Following Drew Barrymore’s decision to pause her show’s return after immense backlash, other talk shows are following suit.
CBS’ “The Talk” and the syndicated series “The Jennifer Hudson Show” were both set to return Monday but put those plans on hold.
A statement from CBS provided to Fox News Digital read, “‘The Talk’ is pausing its season premiere scheduled for September 18. We will continue to evaluate plans for a new launch date.”
Deadline reported “The Jennifer Hudson Show” had similar discussions, including urging from host Jennifer Hudson, to put the premiere on hold.
After Drew Barrymore, left, announced she was putting her talk show back on hold amid the WGA strike, both “The Jennifer Hudson Show” and “The Talk,” which features a panel including Jerry O’Connell, announced they were delaying their premieres as well. (Getty Images)
Representatives for “The Jennifer Hudson Show” did not immediately respond to Fox News Digital’s request for comment.
All three shows use WGA writers in their productions but had been planning on returning without them for their fall seasons despite the ongoing strike.
Other shows, such as “Live with Kelly and Mark,” “The Tamron Hall Show” and “The Sherri Shepherd Show,” are returning or currently airing but are able to do so because they do not use union writers on their staffs. The writers strike has been ongoing since May 2, and the actors union, SAG-AFTRA, joined them in July.
“Live with Kelly and Mark” is one of the daytime talk shows able to return to air, as it does not employ WGA writers. (Dia Dipasupil/Getty Images)
Sherri Shepherd addressed her show’s return Monday, clarifying the distinction on why some shows are cleared to air and others aren’t.
“But here’s the thing: Talk shows in general fall under a different union contract code, so we are allowed to come back — unless you are a WGA show. Now, ‘The Sherri Shepherd Show’ is not a WGA show,” she explained.
“We have never employed WGA writers. So us coming back to work is not crossing the picket line,” Shepherd continued. “And as a comic, my comedic take on the headlines is my voice. I write my jokes. I’m the writer. And I’m not in the WGA. I have the producers, who help me shape my words, which is why we don’t have WGA writers over here at ‘Sherri.’”

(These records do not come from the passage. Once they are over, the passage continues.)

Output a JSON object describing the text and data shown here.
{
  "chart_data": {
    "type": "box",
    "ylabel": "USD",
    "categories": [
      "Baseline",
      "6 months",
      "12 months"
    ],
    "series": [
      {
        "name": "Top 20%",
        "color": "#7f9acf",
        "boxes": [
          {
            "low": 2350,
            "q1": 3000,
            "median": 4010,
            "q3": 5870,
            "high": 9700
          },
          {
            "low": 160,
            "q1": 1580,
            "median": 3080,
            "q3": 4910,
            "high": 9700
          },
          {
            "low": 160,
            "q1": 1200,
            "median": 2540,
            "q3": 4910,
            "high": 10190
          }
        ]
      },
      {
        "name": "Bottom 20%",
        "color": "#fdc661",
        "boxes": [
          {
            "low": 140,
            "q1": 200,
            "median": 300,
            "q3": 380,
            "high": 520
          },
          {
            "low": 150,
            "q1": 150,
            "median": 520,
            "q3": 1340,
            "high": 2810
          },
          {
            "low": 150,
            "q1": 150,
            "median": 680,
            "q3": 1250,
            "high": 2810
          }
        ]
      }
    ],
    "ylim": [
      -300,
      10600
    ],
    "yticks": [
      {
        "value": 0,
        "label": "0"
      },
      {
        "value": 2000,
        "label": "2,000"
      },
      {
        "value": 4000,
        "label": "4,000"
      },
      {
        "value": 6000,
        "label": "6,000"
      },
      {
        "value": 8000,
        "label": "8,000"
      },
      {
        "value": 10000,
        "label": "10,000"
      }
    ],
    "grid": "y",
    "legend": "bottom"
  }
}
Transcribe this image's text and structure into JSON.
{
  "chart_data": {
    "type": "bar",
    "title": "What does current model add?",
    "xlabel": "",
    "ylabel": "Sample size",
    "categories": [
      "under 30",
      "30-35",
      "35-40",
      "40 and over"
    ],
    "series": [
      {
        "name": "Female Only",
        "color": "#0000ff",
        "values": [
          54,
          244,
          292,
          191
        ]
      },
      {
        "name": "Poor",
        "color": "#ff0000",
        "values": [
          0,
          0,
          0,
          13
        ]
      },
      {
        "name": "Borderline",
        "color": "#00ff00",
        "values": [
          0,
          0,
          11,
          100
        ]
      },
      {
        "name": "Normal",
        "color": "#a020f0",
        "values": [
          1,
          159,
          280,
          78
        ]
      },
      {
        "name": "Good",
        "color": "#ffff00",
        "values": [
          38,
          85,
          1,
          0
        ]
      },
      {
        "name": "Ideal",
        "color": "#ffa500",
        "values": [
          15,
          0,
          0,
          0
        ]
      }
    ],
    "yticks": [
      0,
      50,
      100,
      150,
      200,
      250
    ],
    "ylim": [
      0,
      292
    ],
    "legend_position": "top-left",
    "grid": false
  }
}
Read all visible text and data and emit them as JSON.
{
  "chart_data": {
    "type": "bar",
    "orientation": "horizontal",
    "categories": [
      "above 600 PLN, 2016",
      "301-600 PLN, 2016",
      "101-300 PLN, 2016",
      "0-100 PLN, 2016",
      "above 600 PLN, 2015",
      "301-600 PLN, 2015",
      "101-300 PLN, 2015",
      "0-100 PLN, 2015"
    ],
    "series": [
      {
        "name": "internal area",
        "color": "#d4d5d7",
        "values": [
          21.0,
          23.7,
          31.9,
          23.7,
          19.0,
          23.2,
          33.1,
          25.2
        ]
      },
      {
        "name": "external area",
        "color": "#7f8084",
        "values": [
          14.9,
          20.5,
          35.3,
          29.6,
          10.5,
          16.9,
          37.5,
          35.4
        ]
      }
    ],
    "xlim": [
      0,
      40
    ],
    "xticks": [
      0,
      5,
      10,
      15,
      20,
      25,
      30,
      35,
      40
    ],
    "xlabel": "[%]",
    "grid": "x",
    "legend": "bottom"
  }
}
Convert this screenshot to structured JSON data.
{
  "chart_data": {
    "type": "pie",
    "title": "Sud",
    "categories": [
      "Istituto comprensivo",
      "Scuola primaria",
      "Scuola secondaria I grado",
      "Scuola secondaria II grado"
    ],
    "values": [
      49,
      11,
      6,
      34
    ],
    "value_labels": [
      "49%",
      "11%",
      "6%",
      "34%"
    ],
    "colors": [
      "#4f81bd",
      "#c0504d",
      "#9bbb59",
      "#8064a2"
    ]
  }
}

Sherri Shepherd explained on the season premiere episode of her talk show that the production does not use WGA writers, so it is not breaking the strike rules. (Dimitrios Kambouris/Variety via Getty Images)
She added, “My heart is breaking for all of the people that cannot work right now, and I hope that our industry can get this strike resolved soon. I stand in solidarity with my union.”
The whirlwind of delayed premieres comes after a week of negative responses to Barrymore’s initial announcement that her talk show would return without its union writing staff.
After posting a video on social media where she explained and defended her decision, the “E.T.” star announced Sunday she was putting the show’s return on hold.
Drew Barrymore faced intense backlash over her decision to resume production of her talk show amid the WGA strike. (The Drew Barrymore Show/YouTube)
“I have listened to everyone, and I am making the decision to pause the show’s premiere until the strike is over,” she wrote in a statement on Instagram.
“I have no words to express my deepest apologies to anyone I have hurt and, of course, to our incredible team who works on the show and has made it what it is today.”
“We really tried to find our way forward. And I truly hope for a resolution for the entire industry very soon,” Barrymore concluded.
“We support Drew’s decision to pause the show’s return and understand how complex and difficult this process has been for her,” a CBS Media Ventures spokesperson told Fox News Digital.
Fox News Digital’s Caroline Thayer contributed to this report.